Bobby'); DROP TABLE USER
From what I gathered in the OP's posts, he's not trying to record anything, he's trying to eliminate environmental noise that is interfering with his everyday life. The recording was to try to gather evidenced, so he might be able to get the problem resolved.
I probably forgot what this was about....

Still, a recording would be interesting. You could try some manual noise reductions after isolating the noise, both in a DAW and then playing it in a room to see if it worked.

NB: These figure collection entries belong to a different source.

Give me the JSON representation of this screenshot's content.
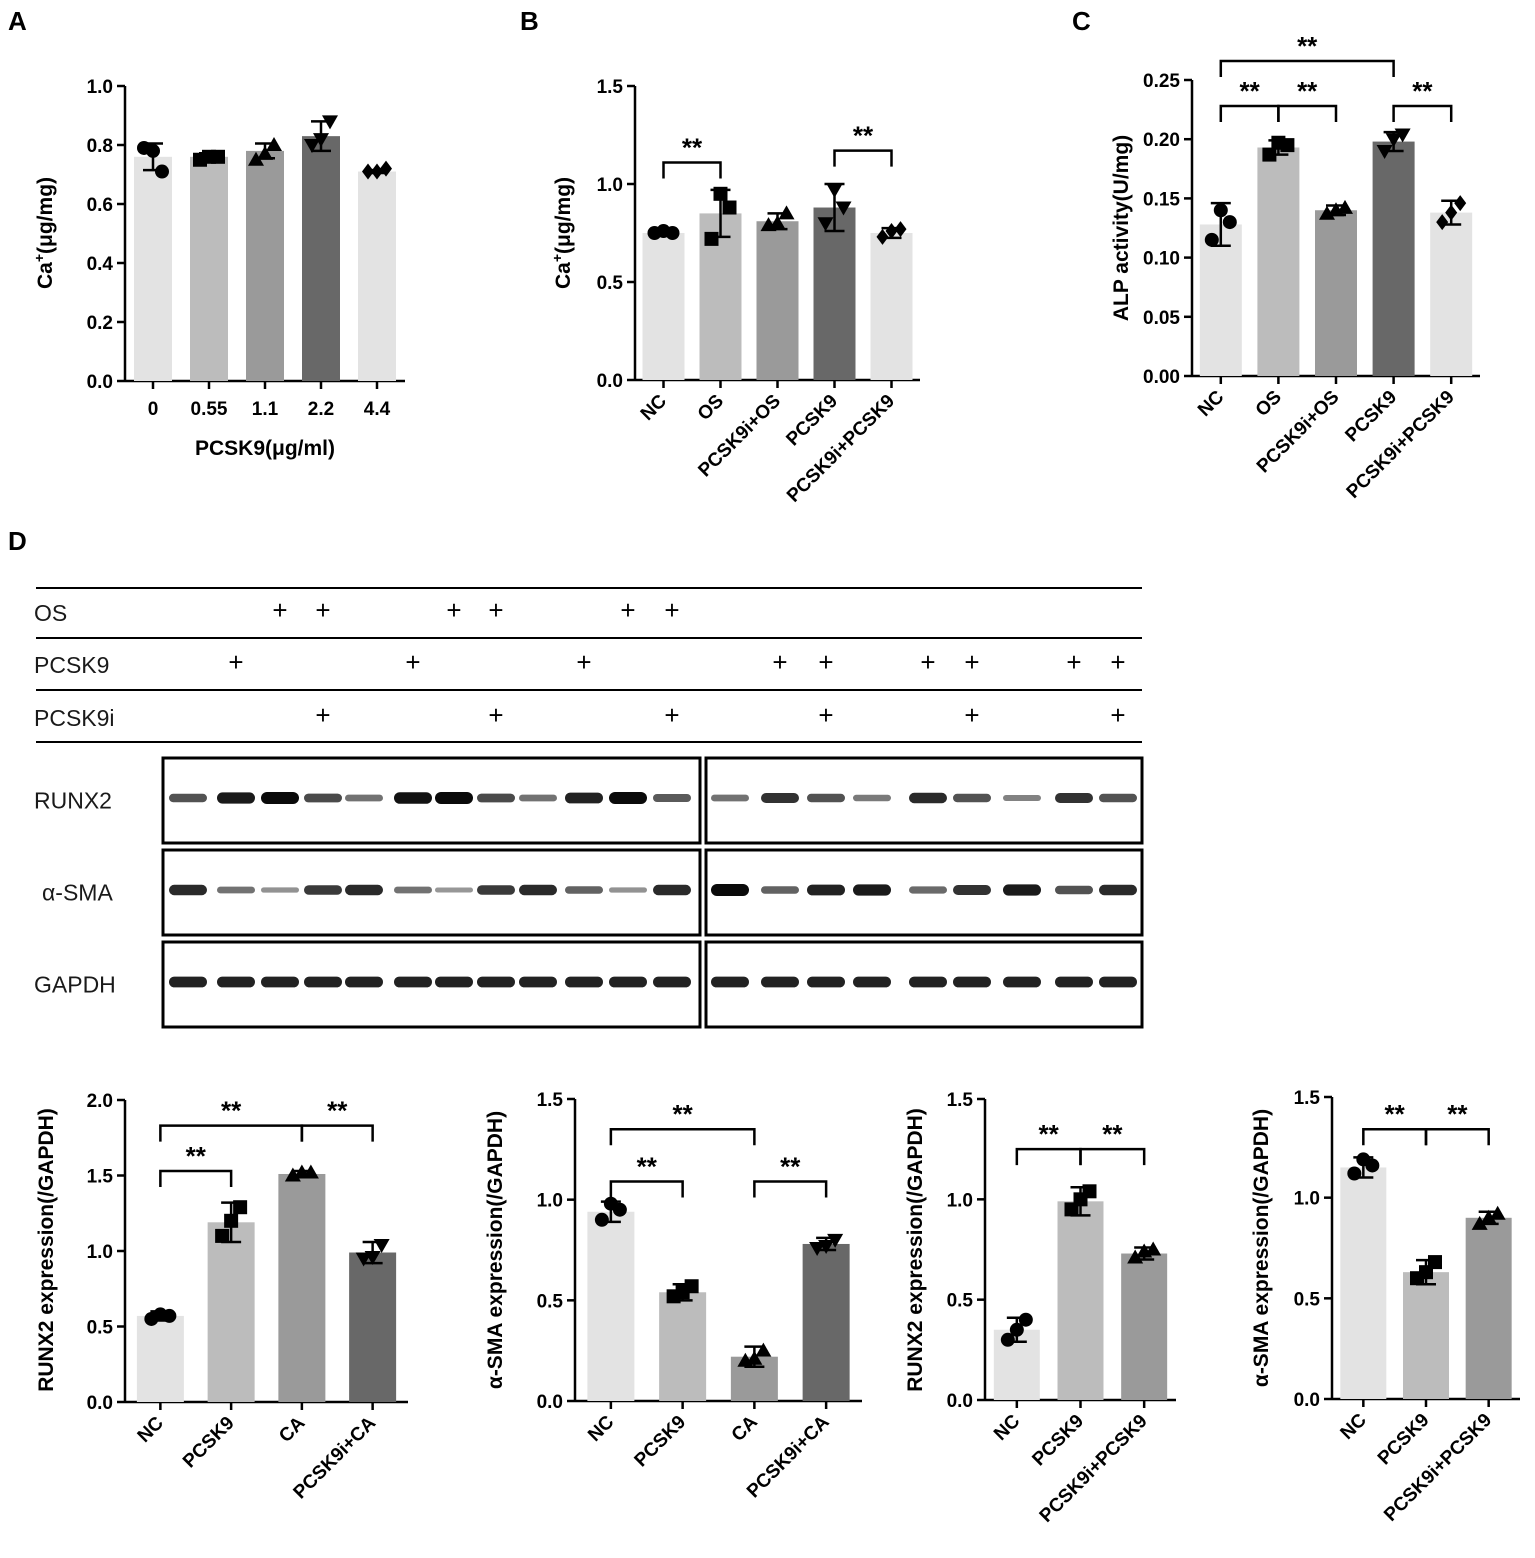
{
  "panel_labels": {
    "A": "A",
    "B": "B",
    "C": "C",
    "D": "D"
  },
  "chart_data": [
    {
      "id": "A",
      "type": "bar",
      "title": "",
      "xlabel": "PCSK9(μg/ml)",
      "ylabel_main": "Ca",
      "ylabel_sup": "+",
      "ylabel_rest": "(μg/mg)",
      "categories": [
        "0",
        "0.55",
        "1.1",
        "2.2",
        "4.4"
      ],
      "values": [
        0.76,
        0.76,
        0.78,
        0.83,
        0.71
      ],
      "error": [
        0.045,
        0.012,
        0.025,
        0.05,
        0.005
      ],
      "points": [
        [
          0.79,
          0.78,
          0.71
        ],
        [
          0.75,
          0.76,
          0.76
        ],
        [
          0.75,
          0.77,
          0.8
        ],
        [
          0.8,
          0.82,
          0.88
        ],
        [
          0.71,
          0.71,
          0.72
        ]
      ],
      "markers": [
        "circle",
        "square",
        "triangle",
        "triangle-down",
        "diamond"
      ],
      "colors": [
        "#e3e3e3",
        "#bcbcbc",
        "#9a9a9a",
        "#686868",
        "#e3e3e3"
      ],
      "ylim": [
        0,
        1.0
      ],
      "yticks": [
        "0.0",
        "0.2",
        "0.4",
        "0.6",
        "0.8",
        "1.0"
      ],
      "rotate_x": false,
      "significance": []
    },
    {
      "id": "B",
      "type": "bar",
      "title": "",
      "xlabel": "",
      "ylabel_main": "Ca",
      "ylabel_sup": "+",
      "ylabel_rest": "(μg/mg)",
      "categories": [
        "NC",
        "OS",
        "PCSK9i+OS",
        "PCSK9",
        "PCSK9i+PCSK9"
      ],
      "values": [
        0.75,
        0.85,
        0.81,
        0.88,
        0.75
      ],
      "error": [
        0.012,
        0.12,
        0.04,
        0.12,
        0.025
      ],
      "points": [
        [
          0.75,
          0.76,
          0.75
        ],
        [
          0.72,
          0.95,
          0.88
        ],
        [
          0.79,
          0.8,
          0.85
        ],
        [
          0.8,
          0.97,
          0.88
        ],
        [
          0.73,
          0.76,
          0.77
        ]
      ],
      "markers": [
        "circle",
        "square",
        "triangle",
        "triangle-down",
        "diamond"
      ],
      "colors": [
        "#e3e3e3",
        "#bcbcbc",
        "#9a9a9a",
        "#686868",
        "#e3e3e3"
      ],
      "ylim": [
        0,
        1.5
      ],
      "yticks": [
        "0.0",
        "0.5",
        "1.0",
        "1.5"
      ],
      "rotate_x": true,
      "significance": [
        {
          "from": 0,
          "to": 1,
          "y": 1.11,
          "label": "**"
        },
        {
          "from": 3,
          "to": 4,
          "y": 1.17,
          "label": "**"
        }
      ]
    },
    {
      "id": "C",
      "type": "bar",
      "title": "",
      "xlabel": "",
      "ylabel_main": "ALP activity(U/mg)",
      "ylabel_sup": "",
      "ylabel_rest": "",
      "categories": [
        "NC",
        "OS",
        "PCSK9i+OS",
        "PCSK9",
        "PCSK9i+PCSK9"
      ],
      "values": [
        0.128,
        0.193,
        0.14,
        0.198,
        0.138
      ],
      "error": [
        0.018,
        0.006,
        0.004,
        0.008,
        0.01
      ],
      "points": [
        [
          0.115,
          0.14,
          0.13
        ],
        [
          0.187,
          0.197,
          0.195
        ],
        [
          0.137,
          0.14,
          0.142
        ],
        [
          0.19,
          0.2,
          0.204
        ],
        [
          0.13,
          0.138,
          0.146
        ]
      ],
      "markers": [
        "circle",
        "square",
        "triangle",
        "triangle-down",
        "diamond"
      ],
      "colors": [
        "#e3e3e3",
        "#bcbcbc",
        "#9a9a9a",
        "#686868",
        "#e3e3e3"
      ],
      "ylim": [
        0,
        0.25
      ],
      "yticks": [
        "0.00",
        "0.05",
        "0.10",
        "0.15",
        "0.20",
        "0.25"
      ],
      "rotate_x": true,
      "significance": [
        {
          "from": 0,
          "to": 3,
          "y": 0.266,
          "label": "**"
        },
        {
          "from": 0,
          "to": 1,
          "y": 0.228,
          "label": "**"
        },
        {
          "from": 1,
          "to": 2,
          "y": 0.228,
          "label": "**"
        },
        {
          "from": 3,
          "to": 4,
          "y": 0.228,
          "label": "**"
        }
      ]
    },
    {
      "id": "D1",
      "type": "bar",
      "title": "",
      "xlabel": "",
      "ylabel_main": "RUNX2 expression(/GAPDH)",
      "ylabel_sup": "",
      "ylabel_rest": "",
      "categories": [
        "NC",
        "PCSK9",
        "CA",
        "PCSK9i+CA"
      ],
      "values": [
        0.57,
        1.19,
        1.51,
        0.99
      ],
      "error": [
        0.03,
        0.13,
        0.02,
        0.07
      ],
      "points": [
        [
          0.55,
          0.58,
          0.57
        ],
        [
          1.1,
          1.2,
          1.29
        ],
        [
          1.5,
          1.52,
          1.52
        ],
        [
          0.95,
          0.96,
          1.04
        ]
      ],
      "markers": [
        "circle",
        "square",
        "triangle",
        "triangle-down"
      ],
      "colors": [
        "#e3e3e3",
        "#bcbcbc",
        "#9a9a9a",
        "#686868"
      ],
      "ylim": [
        0,
        2.0
      ],
      "yticks": [
        "0.0",
        "0.5",
        "1.0",
        "1.5",
        "2.0"
      ],
      "rotate_x": true,
      "significance": [
        {
          "from": 0,
          "to": 2,
          "y": 1.83,
          "label": "**"
        },
        {
          "from": 2,
          "to": 3,
          "y": 1.83,
          "label": "**"
        },
        {
          "from": 0,
          "to": 1,
          "y": 1.53,
          "label": "**"
        }
      ]
    },
    {
      "id": "D2",
      "type": "bar",
      "title": "",
      "xlabel": "",
      "ylabel_main": "α-SMA expression(/GAPDH)",
      "ylabel_sup": "",
      "ylabel_rest": "",
      "categories": [
        "NC",
        "PCSK9",
        "CA",
        "PCSK9i+CA"
      ],
      "values": [
        0.94,
        0.54,
        0.22,
        0.78
      ],
      "error": [
        0.05,
        0.04,
        0.05,
        0.03
      ],
      "points": [
        [
          0.9,
          0.98,
          0.95
        ],
        [
          0.52,
          0.54,
          0.57
        ],
        [
          0.2,
          0.21,
          0.25
        ],
        [
          0.76,
          0.77,
          0.8
        ]
      ],
      "markers": [
        "circle",
        "square",
        "triangle",
        "triangle-down"
      ],
      "colors": [
        "#e3e3e3",
        "#bcbcbc",
        "#9a9a9a",
        "#686868"
      ],
      "ylim": [
        0,
        1.5
      ],
      "yticks": [
        "0.0",
        "0.5",
        "1.0",
        "1.5"
      ],
      "rotate_x": true,
      "significance": [
        {
          "from": 0,
          "to": 2,
          "y": 1.35,
          "label": "**"
        },
        {
          "from": 0,
          "to": 1,
          "y": 1.09,
          "label": "**"
        },
        {
          "from": 2,
          "to": 3,
          "y": 1.09,
          "label": "**"
        }
      ]
    },
    {
      "id": "D3",
      "type": "bar",
      "title": "",
      "xlabel": "",
      "ylabel_main": "RUNX2 expression(/GAPDH)",
      "ylabel_sup": "",
      "ylabel_rest": "",
      "categories": [
        "NC",
        "PCSK9",
        "PCSK9i+PCSK9"
      ],
      "values": [
        0.35,
        0.99,
        0.73
      ],
      "error": [
        0.06,
        0.07,
        0.03
      ],
      "points": [
        [
          0.3,
          0.35,
          0.4
        ],
        [
          0.95,
          1.0,
          1.04
        ],
        [
          0.71,
          0.74,
          0.75
        ]
      ],
      "markers": [
        "circle",
        "square",
        "triangle"
      ],
      "colors": [
        "#e3e3e3",
        "#bcbcbc",
        "#9a9a9a"
      ],
      "ylim": [
        0,
        1.5
      ],
      "yticks": [
        "0.0",
        "0.5",
        "1.0",
        "1.5"
      ],
      "rotate_x": true,
      "significance": [
        {
          "from": 0,
          "to": 1,
          "y": 1.25,
          "label": "**"
        },
        {
          "from": 1,
          "to": 2,
          "y": 1.25,
          "label": "**"
        }
      ]
    },
    {
      "id": "D4",
      "type": "bar",
      "title": "",
      "xlabel": "",
      "ylabel_main": "α-SMA expression(/GAPDH)",
      "ylabel_sup": "",
      "ylabel_rest": "",
      "categories": [
        "NC",
        "PCSK9",
        "PCSK9i+PCSK9"
      ],
      "values": [
        1.15,
        0.63,
        0.9
      ],
      "error": [
        0.05,
        0.06,
        0.03
      ],
      "points": [
        [
          1.12,
          1.19,
          1.16
        ],
        [
          0.6,
          0.63,
          0.68
        ],
        [
          0.87,
          0.9,
          0.92
        ]
      ],
      "markers": [
        "circle",
        "square",
        "triangle"
      ],
      "colors": [
        "#e3e3e3",
        "#bcbcbc",
        "#9a9a9a"
      ],
      "ylim": [
        0,
        1.5
      ],
      "yticks": [
        "0.0",
        "0.5",
        "1.0",
        "1.5"
      ],
      "rotate_x": true,
      "significance": [
        {
          "from": 0,
          "to": 1,
          "y": 1.34,
          "label": "**"
        },
        {
          "from": 1,
          "to": 2,
          "y": 1.34,
          "label": "**"
        }
      ]
    }
  ],
  "blot": {
    "rows": [
      {
        "label": "OS",
        "left_marks": [
          2,
          3,
          6,
          7,
          10,
          11
        ],
        "right_marks": []
      },
      {
        "label": "PCSK9",
        "left_marks": [
          1,
          5,
          9
        ],
        "right_marks": [
          1,
          2,
          4,
          5,
          7,
          8
        ]
      },
      {
        "label": "PCSK9i",
        "left_marks": [
          3,
          7,
          11
        ],
        "right_marks": [
          2,
          5,
          8
        ]
      }
    ],
    "plus": "+",
    "proteins": [
      {
        "name": "RUNX2",
        "left": [
          0.55,
          0.9,
          1.0,
          0.6,
          0.35,
          0.95,
          1.0,
          0.6,
          0.35,
          0.85,
          1.0,
          0.5
        ],
        "right": [
          0.35,
          0.75,
          0.55,
          0.3,
          0.8,
          0.55,
          0.25,
          0.75,
          0.55
        ]
      },
      {
        "name": "α-SMA",
        "left": [
          0.8,
          0.35,
          0.15,
          0.7,
          0.8,
          0.35,
          0.12,
          0.7,
          0.8,
          0.45,
          0.15,
          0.8
        ],
        "right": [
          1.0,
          0.45,
          0.85,
          0.9,
          0.4,
          0.75,
          0.9,
          0.55,
          0.8
        ]
      },
      {
        "name": "GAPDH",
        "left": [
          0.85,
          0.85,
          0.85,
          0.85,
          0.85,
          0.85,
          0.85,
          0.85,
          0.85,
          0.85,
          0.85,
          0.85
        ],
        "right": [
          0.85,
          0.85,
          0.85,
          0.85,
          0.85,
          0.85,
          0.85,
          0.85,
          0.85
        ]
      }
    ]
  }
}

I do think the at it would be difficult to do in real-time unless the sound is extremely uniform.
 

spantini

COO of me, inc.
My top floor apartment has a low frequency vibration from the roof-mounted HVAC units. It's barely audible and I don't feel it at all unless I place a hand or other body part against a wall. There are, however, several ceiling fixtures (lighting and fans) which emit louder buzzing sounds due to the HVAC units and they are quite annoying. I have placed wooden shims between these fixtures and the ceiling to eliminate their buzzing. None of this is felt or heard in my bedroom studio 15-ft. away.
 

marcooo

New member
thanks everybody for the answers
thanks @spantini but my situation is different. First floor.
@TalismanRich yes is what I want to do. TO recorder to have an eveidence. I understood your answer and actully I what I thought, too complicated to do, basically impossible. And I just ordered better ear plugs (I have foam ones 32db but they are unstable)
@rob aylestone thanks, I know that can be a vibration that runs up on the building structure. And a HVAC unit can be the reason of that... the problem is that I didn´t find it.

Now I have a sound level meter that gives me 31,5 db on average in the night. Trying to understand the frequnecy I can say that is around 60 hz.
Looking at the Human Hearing Threshold:

nc-curves.png

Around 60 hz and 30 db is actually is the beginning of the hearing range.

But having no specific studies, just acustic basics.
So what do you think about that?

With those "evidences" I´ll ask the specific council's office to do something, but I have no idea if my request can be accepted (I already talked with them but is a long story).